Years ago I was captivated by Jeannette Winterson's second novel The Passion. I remember her being a magical story teller, so I was intrigued and excited that she had a memoir published this year. Apparently, her first novel, the wildly popular Oranges are Not the Only Fruit was semi-autobiographical, so this memoir slightly resembles the early novel. Winterson was adopted as a baby and raised by an evangelical Christian who had a hard time expressing love. Winterson became estranged from her mother as a teen when she came out as a lesbian.
Jeannette Winterson has an amazing voice. It feels utterly unique. I can't compare her to anyone. The narrative did not follow a normal chronological order. There was a loose idea of time but mostly the memoir was organized on themes: church, literature, her home town. Within each chapter she would tell a story about her childhood but also talk about art or religion or literature and how it changed or affected her. I found a profound moment when she waxed philosophical about the necessity for poetry: tough language for tough times.
The memoir is laced with Winterson's feelings of abandonment and loss and adoption, as well as, her struggles and inability to love that she blames on the childhood she had which was devoid of real love. We also see how literature and poetry in particular is what saves her. During the last third of the book, Winterson makes her way through the British legal system to find out the name of her biological mother and finally, after 50 years, meet her.
If you like memoir or just want to read a different voice...Check this out. Oh, and what great title, eh?
I picked up The Wilder Life by Wendy McClure on my birthday. I, too, grew up reading and loving Laura Ingalls Wilder and the Little House books. Ms. McClure has decided to follow Laura and go to her various homesteads around the country. Who knew that this famous series of books would create a small cottage industry in tourism?
But the Wilder Life is more than just travel memoir, it is also social commentary on why we yearn for these simpler times. We meet fellow travelers who also share the fervor for Laura. Some of whom have some pretty creepy reasons for learning homesteading skills.
McClure also takes a great portion of the book to talk about her own love of Laura and why she so desires to be part of her world. Everywhere she goes, she lingers over artifacts and enjoys the sights and sounds that Laura and her family would have enjoyed.

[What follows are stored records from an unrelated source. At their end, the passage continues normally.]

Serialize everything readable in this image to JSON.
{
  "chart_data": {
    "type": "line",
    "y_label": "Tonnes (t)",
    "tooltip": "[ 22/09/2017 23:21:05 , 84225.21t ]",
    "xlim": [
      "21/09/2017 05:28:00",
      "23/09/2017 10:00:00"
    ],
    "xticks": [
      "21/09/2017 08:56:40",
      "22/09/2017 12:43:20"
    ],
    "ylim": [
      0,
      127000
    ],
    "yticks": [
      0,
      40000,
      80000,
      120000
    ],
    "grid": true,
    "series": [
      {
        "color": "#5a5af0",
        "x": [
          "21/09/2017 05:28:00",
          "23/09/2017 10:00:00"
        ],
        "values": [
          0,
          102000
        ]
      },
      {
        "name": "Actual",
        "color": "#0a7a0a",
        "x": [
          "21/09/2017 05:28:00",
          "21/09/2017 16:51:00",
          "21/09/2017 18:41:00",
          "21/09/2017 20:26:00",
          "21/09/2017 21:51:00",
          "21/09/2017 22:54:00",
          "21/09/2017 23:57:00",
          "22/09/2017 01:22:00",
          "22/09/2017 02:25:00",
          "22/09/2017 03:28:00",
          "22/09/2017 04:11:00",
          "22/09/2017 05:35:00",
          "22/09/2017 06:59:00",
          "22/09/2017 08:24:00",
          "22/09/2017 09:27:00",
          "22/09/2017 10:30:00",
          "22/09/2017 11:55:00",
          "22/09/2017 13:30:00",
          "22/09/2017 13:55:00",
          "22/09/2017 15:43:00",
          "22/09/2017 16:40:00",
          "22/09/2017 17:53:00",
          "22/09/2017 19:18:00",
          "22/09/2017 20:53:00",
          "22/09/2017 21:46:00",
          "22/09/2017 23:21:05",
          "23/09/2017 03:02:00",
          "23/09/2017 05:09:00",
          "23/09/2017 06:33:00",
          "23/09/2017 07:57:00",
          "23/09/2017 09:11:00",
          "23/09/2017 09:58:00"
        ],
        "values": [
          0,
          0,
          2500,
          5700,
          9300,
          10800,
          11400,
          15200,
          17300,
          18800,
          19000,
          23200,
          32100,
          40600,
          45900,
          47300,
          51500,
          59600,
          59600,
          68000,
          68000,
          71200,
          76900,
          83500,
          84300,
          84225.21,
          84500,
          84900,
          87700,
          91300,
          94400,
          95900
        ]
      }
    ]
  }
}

I also loved the intellectual discussions of the fictional Laura versus the real Laura, and I learned a lot more about the role Rose Wilder had in bringing her mother's books to life. At the time, Rose Wilder was every bit as famous as her mother.
I found this book to be insightful and funny. I enjoyed Ms Mclure's travels and insights and sense of humor. Although I have not read those books in more than 30 years, it was fun to relive all the moments from the books that I could remember through the lens of a fellow Wilder fan and insightful writer. I think anyone who loved Laura Ingalls as a girl would enjoy this fun look at her and her writing.